The department acquired two months’ worth of Associated Press staffers’ phone records for reasons it hasn’t made clear, ostensibly as part of an investigation into who might have leaked information in a story about a foiled terrorism plot.
In doing so, the government stuck its nose where it doesn’t belong. Reporters develop lengthy lists of sources — some confidential — they consult in the course of their work. The most famous in U.S. history was Deep Throat (later revealed to be former FBI Associate Director Mark Felt), who tipped off two Washington Post reporters about a scandal that led to President Richard Nixon’s resignation. Less famous, but also important, are the sources who tip us off frequently to good stories affecting Carson City.
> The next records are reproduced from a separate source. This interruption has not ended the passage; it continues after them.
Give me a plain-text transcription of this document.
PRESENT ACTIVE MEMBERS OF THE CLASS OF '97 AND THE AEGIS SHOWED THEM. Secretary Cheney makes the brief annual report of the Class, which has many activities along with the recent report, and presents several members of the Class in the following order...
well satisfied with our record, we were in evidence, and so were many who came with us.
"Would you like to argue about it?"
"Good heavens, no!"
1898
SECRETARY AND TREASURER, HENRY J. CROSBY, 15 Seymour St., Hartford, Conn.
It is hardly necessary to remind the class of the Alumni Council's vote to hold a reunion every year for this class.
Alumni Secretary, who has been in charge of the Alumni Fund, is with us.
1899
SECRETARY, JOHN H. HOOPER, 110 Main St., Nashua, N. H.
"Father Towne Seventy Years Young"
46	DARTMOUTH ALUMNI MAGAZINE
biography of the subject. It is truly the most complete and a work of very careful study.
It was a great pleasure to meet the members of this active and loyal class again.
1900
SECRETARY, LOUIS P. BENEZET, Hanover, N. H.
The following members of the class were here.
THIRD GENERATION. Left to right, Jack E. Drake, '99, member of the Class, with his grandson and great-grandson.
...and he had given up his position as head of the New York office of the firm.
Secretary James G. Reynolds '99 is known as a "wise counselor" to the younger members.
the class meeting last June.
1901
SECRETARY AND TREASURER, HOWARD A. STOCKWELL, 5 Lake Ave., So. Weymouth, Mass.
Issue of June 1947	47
The idea of any government secretly learning the identities of the people with whom our reporters have communicated goes down about as well as a tablespoon of castor oil. The AP’s reaction is framed in President and CEO Gay Pruitt’s recent protest letter to Attorney General Eric Holder, who has denied involvement. That claim invites a set of questions about who WAS involved.
Prosecutors have sought information about sources and reporters’ phone records before, but not to this grand scope. Pruitt refers to the action as “overbroad” in his letter.
“These records potentially reveal communications with confidential sources across all of the newsgathering activities undertaken by the AP during a two-month period, provide a road map to AP’s newsgathering operations, and disclose information about AP’s activities and operations that the government has no conceivable right to know,” he wrote.
When the government essentially spies on news media outlets for no clear reason, it pushes us down a slippery slope toward the day when government monitors everything the media does or even runs it. News media outlets nationwide have condemned the Justice Department’s recent actions partly for that reason.